RateMDs sued by doctor who claims the site violates privacy laws
A class action lawsuit in British Columbia in Canada has been given the greenlight by the Supreme Court of the province against RateMDs.com, a free website that allows the public to review doctors, clinicians and other healthcare professionals who provide services to patients.
The lawsuit, brought by Ramona Bleuler, MD, alleges RateMDs violated privacy and anti-harassment law by allowing ratings and detailed reviews of healthcare professionals to be posted without consent. In court filings, the plaintiff alleges the website does not verify the accuracy of reviews and has an arbitrary ranking system that unjustly harms the reputation of physicians.
Further, the ability of users to anonymously post and ‘like’ reviews makes it challenging for healthcare professionals to self-police and respond to claims made by RateMDs' users, the plaintiff alleges.
RateMDs is a “for-profit commercial enterprise” and does not allow profiles or reviews to be removed by healthcare professionals even when users make fraudulent claims, Bleuler and her attorneys claim.
In a response also included in the court filings, RateMDs said public interest overrides any concerns about privacy, adding that information posted on its site must be non-personal in nature—with the exception of contact information for healthcare professionals being posted on the site, presumably to help users select a medical professional. Anyone is also able to flag posts for review, and posts that violate RateMDs' policies are subject to removal.
However, the plaintiff argues “the reviews and rankings are unverified and may not even meet the defendants’ terms of use” and “includes paid advertising from health professionals who would otherwise be restricted from ranking themselves against other health professionals,” implying a conflict of interest in the way RateMDs manages postings.
“Until recently, health professionals could pay the defendants to have bad reviews suppressed on the website,” lawyers for Bleuler added in the court filings.
RateMDs rejects the lawsuit outright, writing that the plaintiff is “attempting to shoehorn a privacy claim to stifle warranted criticism with respect to how she practices medicine.”
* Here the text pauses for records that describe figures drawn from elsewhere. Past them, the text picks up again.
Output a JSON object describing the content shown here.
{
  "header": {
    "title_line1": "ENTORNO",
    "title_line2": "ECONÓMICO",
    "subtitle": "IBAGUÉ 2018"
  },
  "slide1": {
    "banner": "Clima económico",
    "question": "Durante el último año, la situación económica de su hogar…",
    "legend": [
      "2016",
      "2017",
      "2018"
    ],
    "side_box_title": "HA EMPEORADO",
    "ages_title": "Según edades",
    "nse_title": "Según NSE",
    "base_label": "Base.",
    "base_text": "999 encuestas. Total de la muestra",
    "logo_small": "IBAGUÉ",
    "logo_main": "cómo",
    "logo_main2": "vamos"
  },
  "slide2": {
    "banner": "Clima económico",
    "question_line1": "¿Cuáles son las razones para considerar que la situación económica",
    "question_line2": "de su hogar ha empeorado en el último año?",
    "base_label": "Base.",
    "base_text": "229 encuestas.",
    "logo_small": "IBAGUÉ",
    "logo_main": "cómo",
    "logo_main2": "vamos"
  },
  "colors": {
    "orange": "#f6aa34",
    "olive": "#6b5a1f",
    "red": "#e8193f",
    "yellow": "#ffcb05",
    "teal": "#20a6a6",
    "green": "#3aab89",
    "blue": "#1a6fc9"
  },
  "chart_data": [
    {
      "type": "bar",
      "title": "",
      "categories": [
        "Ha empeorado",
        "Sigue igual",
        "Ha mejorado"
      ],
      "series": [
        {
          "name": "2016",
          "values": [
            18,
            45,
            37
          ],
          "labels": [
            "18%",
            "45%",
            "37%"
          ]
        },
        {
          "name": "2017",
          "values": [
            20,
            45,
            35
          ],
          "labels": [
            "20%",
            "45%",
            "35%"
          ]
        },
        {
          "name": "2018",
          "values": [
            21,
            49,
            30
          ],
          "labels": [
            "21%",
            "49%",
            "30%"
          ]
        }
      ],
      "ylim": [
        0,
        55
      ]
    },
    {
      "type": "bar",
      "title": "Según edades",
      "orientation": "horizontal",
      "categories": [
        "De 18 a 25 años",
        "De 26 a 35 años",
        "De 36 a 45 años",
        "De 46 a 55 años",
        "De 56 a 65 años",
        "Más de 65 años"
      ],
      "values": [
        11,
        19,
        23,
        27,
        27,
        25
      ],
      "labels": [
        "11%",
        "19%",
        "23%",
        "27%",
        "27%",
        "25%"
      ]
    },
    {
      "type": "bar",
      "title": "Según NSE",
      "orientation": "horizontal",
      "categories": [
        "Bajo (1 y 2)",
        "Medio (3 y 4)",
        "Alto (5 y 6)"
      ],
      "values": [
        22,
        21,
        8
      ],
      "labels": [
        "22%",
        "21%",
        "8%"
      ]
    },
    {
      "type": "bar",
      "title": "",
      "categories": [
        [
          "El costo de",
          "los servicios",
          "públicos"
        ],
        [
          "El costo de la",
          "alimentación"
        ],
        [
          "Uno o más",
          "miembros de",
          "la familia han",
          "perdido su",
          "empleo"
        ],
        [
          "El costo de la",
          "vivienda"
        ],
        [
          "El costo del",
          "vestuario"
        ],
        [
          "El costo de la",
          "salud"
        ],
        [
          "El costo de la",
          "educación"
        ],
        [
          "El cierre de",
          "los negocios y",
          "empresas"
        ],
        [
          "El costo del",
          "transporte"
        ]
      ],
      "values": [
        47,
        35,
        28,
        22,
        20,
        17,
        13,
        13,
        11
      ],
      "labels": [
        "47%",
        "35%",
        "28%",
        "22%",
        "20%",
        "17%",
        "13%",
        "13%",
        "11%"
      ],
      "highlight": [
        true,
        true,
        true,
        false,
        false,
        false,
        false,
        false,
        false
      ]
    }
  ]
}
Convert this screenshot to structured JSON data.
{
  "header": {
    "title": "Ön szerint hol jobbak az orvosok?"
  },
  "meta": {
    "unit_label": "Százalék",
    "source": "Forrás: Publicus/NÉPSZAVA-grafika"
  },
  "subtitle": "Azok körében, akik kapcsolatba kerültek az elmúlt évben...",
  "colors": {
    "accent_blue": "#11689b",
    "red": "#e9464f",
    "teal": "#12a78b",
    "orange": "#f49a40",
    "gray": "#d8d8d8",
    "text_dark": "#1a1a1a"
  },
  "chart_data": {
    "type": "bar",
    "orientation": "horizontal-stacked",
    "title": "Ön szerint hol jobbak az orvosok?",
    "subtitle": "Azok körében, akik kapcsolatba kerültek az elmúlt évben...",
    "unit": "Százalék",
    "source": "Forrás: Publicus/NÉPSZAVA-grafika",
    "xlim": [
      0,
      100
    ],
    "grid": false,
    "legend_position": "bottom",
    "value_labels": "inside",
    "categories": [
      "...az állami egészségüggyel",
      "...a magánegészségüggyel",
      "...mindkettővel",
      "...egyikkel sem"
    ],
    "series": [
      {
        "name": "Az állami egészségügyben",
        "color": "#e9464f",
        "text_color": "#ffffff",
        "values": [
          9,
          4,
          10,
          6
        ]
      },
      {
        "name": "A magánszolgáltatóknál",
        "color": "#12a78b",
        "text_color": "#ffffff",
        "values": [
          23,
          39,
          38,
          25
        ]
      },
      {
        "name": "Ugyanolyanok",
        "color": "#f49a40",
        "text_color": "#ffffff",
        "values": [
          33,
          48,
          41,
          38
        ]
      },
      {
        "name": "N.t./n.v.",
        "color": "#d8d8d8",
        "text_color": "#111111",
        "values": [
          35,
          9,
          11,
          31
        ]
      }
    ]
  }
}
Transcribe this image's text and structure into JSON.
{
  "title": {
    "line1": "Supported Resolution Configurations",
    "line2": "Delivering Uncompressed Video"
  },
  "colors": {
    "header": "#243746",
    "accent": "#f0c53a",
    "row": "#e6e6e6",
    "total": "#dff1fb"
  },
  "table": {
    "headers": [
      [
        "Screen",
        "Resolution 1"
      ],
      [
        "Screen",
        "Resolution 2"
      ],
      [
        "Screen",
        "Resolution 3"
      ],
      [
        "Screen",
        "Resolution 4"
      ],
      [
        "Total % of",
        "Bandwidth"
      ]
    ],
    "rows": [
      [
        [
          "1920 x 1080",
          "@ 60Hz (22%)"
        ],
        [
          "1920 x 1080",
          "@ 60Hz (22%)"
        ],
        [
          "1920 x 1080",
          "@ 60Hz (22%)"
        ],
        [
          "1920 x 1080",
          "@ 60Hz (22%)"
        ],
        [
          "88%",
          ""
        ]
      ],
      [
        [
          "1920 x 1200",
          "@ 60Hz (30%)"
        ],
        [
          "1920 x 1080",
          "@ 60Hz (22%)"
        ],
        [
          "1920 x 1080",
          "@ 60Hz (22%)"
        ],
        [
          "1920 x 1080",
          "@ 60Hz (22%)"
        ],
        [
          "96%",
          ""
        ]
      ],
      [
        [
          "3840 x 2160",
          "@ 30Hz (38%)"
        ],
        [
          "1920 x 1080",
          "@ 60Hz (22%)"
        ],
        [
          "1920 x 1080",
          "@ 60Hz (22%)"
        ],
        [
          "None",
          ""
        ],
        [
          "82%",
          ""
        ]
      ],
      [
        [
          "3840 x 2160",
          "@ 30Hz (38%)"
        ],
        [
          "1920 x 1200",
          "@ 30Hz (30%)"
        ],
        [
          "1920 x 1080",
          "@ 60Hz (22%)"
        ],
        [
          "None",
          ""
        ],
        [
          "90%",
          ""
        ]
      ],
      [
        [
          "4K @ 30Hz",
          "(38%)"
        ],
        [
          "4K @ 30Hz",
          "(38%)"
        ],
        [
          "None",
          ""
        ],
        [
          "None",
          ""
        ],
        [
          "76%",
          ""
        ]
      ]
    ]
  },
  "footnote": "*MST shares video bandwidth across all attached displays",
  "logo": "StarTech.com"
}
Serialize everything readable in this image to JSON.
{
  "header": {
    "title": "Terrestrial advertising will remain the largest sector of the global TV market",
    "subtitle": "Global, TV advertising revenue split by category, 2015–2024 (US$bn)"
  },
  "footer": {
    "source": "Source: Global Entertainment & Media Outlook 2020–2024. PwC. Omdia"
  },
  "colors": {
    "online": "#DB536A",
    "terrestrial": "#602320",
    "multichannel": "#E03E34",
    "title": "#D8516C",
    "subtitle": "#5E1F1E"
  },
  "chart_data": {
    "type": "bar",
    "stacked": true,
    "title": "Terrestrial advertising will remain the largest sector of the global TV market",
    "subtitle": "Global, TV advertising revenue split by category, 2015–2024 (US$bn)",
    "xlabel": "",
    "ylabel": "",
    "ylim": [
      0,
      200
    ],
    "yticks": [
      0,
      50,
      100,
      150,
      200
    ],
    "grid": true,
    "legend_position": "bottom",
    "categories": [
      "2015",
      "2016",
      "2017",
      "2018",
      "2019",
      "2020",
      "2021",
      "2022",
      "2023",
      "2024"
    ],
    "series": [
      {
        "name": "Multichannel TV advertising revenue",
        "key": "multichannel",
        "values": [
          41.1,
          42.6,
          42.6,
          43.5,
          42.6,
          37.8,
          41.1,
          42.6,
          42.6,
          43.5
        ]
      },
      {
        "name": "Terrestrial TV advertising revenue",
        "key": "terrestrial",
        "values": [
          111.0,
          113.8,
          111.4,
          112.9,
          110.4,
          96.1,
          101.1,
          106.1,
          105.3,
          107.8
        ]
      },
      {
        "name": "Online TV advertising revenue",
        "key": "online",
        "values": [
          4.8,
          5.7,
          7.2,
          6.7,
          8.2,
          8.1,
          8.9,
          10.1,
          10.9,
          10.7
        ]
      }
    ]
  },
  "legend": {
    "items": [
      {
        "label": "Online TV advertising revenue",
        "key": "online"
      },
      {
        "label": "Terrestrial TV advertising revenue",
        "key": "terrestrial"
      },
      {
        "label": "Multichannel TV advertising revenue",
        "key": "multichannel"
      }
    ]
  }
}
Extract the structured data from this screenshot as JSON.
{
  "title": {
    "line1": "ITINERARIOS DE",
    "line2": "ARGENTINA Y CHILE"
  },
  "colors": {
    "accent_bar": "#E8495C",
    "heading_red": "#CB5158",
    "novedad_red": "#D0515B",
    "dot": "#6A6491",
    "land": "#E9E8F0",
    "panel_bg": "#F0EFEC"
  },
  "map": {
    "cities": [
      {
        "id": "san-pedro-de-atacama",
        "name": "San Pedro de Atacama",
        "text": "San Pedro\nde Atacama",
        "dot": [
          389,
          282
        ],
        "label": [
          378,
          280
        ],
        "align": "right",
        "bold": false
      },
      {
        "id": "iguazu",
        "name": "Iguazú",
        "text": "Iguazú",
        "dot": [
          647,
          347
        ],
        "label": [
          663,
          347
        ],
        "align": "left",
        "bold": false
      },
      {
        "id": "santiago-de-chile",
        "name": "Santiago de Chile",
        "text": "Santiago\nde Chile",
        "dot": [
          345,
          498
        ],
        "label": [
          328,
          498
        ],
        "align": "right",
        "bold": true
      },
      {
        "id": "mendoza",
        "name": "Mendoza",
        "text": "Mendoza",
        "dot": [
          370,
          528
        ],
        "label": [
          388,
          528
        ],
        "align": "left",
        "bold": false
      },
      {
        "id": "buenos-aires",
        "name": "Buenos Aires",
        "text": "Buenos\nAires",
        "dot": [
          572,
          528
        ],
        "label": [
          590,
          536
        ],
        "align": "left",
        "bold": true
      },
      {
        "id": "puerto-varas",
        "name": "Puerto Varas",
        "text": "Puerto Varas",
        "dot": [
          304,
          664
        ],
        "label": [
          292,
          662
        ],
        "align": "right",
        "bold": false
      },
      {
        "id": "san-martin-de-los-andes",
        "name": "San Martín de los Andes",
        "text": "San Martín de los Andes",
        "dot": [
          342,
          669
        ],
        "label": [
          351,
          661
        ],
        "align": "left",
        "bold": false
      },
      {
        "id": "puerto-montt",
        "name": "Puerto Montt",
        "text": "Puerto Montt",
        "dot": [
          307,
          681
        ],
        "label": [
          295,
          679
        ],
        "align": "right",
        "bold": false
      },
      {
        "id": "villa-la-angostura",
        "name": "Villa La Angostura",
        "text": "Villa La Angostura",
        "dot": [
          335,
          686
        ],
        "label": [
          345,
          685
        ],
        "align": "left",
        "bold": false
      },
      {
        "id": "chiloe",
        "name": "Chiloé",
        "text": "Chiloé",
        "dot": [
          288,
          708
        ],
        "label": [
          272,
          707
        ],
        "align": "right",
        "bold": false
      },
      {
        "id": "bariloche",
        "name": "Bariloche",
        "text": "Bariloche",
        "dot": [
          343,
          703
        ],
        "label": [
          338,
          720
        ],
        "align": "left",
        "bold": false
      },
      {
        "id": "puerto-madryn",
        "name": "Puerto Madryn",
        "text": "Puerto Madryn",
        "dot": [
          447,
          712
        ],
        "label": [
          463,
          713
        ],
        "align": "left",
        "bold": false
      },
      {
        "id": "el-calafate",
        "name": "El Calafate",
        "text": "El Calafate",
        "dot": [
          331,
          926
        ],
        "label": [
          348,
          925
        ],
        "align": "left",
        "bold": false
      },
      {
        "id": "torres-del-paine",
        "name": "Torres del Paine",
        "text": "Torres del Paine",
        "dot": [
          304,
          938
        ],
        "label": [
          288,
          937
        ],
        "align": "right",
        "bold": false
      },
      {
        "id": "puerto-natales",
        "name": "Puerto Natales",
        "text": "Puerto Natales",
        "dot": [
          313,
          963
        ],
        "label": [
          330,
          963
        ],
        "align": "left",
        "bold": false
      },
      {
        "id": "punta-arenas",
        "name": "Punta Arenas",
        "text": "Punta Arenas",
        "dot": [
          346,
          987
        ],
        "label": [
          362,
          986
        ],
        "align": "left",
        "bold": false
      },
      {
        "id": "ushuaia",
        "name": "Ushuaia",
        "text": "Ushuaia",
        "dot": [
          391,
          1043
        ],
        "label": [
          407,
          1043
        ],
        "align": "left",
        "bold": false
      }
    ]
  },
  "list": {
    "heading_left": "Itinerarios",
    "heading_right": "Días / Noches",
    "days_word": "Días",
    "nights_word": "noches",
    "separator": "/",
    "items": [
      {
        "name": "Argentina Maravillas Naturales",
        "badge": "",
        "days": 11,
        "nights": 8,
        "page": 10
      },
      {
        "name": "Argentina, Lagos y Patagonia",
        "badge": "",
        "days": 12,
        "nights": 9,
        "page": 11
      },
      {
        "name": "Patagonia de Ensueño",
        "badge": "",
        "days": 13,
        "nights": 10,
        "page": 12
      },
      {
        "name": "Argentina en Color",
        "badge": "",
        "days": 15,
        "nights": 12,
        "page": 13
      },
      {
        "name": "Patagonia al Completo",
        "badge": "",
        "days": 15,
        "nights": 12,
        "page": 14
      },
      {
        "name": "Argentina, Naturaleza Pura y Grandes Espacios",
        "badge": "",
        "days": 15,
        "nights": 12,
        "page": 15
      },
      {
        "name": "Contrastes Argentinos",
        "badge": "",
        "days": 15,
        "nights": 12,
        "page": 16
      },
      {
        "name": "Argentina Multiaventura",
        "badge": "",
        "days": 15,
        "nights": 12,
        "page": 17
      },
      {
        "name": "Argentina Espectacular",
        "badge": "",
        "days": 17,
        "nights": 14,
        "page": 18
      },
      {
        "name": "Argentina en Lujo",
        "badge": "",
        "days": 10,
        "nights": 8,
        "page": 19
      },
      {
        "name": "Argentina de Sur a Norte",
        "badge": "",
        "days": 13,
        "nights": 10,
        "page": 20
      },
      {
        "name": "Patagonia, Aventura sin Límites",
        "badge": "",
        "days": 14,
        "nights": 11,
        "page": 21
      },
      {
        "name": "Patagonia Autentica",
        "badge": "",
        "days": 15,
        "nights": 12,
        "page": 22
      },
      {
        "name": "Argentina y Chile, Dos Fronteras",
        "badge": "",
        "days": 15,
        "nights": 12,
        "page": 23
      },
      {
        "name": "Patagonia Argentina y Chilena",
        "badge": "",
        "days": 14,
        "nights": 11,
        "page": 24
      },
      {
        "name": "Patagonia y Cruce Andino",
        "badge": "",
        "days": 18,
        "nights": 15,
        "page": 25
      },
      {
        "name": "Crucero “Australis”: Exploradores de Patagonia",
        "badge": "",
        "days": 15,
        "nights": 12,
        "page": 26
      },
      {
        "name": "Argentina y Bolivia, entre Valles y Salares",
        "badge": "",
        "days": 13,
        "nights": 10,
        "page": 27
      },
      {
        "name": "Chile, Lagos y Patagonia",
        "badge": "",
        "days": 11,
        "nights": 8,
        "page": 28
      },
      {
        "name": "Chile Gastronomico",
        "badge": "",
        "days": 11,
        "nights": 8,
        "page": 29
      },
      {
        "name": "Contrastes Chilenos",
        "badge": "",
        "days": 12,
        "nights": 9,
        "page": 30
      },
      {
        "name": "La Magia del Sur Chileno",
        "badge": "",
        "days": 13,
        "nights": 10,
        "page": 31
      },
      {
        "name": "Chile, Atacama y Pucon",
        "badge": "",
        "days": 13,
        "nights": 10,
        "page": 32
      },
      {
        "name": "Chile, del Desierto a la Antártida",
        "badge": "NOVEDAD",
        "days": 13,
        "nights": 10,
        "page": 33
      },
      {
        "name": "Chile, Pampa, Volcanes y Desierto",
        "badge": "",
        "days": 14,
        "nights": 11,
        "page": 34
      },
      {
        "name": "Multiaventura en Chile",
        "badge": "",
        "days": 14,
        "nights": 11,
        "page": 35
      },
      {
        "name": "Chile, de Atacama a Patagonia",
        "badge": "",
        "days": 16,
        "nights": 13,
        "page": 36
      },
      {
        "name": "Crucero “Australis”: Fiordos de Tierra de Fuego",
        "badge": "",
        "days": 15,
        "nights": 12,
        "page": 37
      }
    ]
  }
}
In justification of moving the case forward, the court wrote that flagging reviews is “insufficient” and the central issue “is not individual reviews, but the aggregation of the reviews, the matching of the reviews to individual health professionals’ basic information and comparative rankings of the health professionals based on the reviews.”
The lawsuit was granted class action status by the court, allowing other medical professionals to join in. The plaintiff—and possibly future plaintiffs—are seeking unspecified reimbursement for damages. An ultimate ruling, if the case goes to trial, will depend on how the court interprets the expectation of privacy for plaintiffs, which will be weighed against the public interest arguments of RateMDs.